Bart Verdickt uit zijn bedenkingen: “Familiebedrijven zijn al jarenlang terecht beschermd in de wetgeving. Maar de uitvoering is niet evident. Een voorbeeld: stel dat men vastgoed uit die vrijstelling wil halen. Wat gebeurt er dan met een familiebedrijf dat geen vastgoed heeft, maar investeert in private equity? Er zou dan een ongelijke behandeling ontstaan, wat tot juridische problemen kan leiden. Het zou discriminatie zijn als men vastgoed wil uitstluiten omdat het niet wordt gebruikt voor de activiteit van het bedrijf, maar dat die uitsluiting niet zou gelden voor ander vermogen dat eveneens niet wordt aangewend. De uitdaging ligt erin om regels op te stellen die rechtvaardig zijn voor iedereen. En dat maakt een wijziging complex.”
Verdickt wijst ook op eerdere pogingen tot wetswijzigingen, en geeft aan dat het onderwerp gevoelig ligt: “Er is inderdaad altijd een kans op wijziging, maar dit is niet nieuw.

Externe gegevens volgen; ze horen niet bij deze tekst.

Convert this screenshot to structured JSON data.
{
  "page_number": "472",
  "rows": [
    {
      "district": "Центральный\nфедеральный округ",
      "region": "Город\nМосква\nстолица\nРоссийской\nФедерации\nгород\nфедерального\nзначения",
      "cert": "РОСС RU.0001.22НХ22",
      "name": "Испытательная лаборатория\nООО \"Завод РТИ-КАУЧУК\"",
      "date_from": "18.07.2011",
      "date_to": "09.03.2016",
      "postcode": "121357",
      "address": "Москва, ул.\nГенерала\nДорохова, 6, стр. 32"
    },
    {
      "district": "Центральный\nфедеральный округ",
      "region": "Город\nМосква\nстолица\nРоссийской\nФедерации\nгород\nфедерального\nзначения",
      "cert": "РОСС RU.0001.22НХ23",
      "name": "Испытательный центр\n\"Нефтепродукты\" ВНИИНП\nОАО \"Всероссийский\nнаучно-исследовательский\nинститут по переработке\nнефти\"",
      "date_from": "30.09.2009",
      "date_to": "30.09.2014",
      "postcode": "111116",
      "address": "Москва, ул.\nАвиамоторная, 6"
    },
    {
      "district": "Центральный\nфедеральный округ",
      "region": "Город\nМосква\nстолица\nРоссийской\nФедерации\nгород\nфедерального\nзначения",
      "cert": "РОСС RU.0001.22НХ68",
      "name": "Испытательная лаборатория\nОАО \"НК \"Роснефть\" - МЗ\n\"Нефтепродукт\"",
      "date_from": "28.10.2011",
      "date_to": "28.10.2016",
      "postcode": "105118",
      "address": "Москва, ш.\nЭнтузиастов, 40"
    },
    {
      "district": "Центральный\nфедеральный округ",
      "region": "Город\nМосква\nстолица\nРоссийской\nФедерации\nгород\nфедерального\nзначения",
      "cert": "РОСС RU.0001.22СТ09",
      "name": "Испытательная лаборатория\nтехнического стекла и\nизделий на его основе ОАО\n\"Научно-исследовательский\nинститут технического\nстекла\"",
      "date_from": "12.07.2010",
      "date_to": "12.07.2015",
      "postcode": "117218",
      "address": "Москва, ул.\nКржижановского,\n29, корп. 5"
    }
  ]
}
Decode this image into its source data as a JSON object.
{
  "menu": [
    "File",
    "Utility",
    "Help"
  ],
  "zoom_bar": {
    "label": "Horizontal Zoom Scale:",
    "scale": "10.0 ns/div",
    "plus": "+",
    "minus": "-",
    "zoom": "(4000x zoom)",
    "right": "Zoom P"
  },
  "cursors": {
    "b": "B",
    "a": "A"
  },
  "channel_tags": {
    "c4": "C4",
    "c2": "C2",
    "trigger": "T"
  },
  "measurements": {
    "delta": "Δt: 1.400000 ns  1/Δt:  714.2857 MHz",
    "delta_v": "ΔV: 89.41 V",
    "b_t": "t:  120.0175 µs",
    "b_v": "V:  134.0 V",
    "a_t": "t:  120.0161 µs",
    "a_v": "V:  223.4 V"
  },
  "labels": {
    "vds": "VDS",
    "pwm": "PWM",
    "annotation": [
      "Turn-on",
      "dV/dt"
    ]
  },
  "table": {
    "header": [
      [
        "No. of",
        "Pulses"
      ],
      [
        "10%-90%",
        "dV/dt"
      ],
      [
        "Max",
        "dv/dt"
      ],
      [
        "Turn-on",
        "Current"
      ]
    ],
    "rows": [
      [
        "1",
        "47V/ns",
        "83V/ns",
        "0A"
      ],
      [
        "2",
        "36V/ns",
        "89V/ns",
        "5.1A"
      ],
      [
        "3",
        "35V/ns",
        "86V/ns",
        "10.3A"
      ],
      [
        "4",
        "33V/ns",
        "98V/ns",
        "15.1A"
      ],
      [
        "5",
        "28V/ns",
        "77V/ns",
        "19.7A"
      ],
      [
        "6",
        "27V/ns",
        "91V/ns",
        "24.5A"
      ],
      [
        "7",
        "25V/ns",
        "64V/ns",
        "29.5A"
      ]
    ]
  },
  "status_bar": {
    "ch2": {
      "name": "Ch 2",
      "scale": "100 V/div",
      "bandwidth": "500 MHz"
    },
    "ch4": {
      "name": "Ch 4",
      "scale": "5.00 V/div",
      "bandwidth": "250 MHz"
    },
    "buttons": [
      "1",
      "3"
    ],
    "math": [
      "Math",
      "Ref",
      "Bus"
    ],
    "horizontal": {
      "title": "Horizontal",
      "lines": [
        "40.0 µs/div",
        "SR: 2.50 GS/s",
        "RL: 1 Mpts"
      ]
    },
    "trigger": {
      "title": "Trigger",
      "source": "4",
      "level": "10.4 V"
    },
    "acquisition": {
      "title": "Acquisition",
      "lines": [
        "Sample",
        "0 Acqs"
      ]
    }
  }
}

Onder de vorige regering waren er al gelijkaardige discussies, en die wijziging werd toen niet doorgevoerd. De vraag is dus of het nu wel lukt – we zullen zien, gezien de complexiteit van het opstellen van eerlijke wetgeving. Ook bij andere fiscale ingrepen ziet men dat er nadien vaak discussie bestaat over de uitvoering. Denk maar aan de effectentaks waarvoor men ook naar het Grondwettelijk Hof is getrokken.”
Conclusie
De aanpassingen in de Vlaamse erf- en schenkbelasting vereisen een zorgvuldige afweging. Het beleid stimuleert schenkingen tijdens het leven, maar zorgt tegelijk voor langere risicoperiodes en een strengere controle. Door tijdig te plannen kunnen schenkers belastingvoordelen benutten, maar de veranderingen vragen om goed advies en een duidelijk begrip van de regelgeving.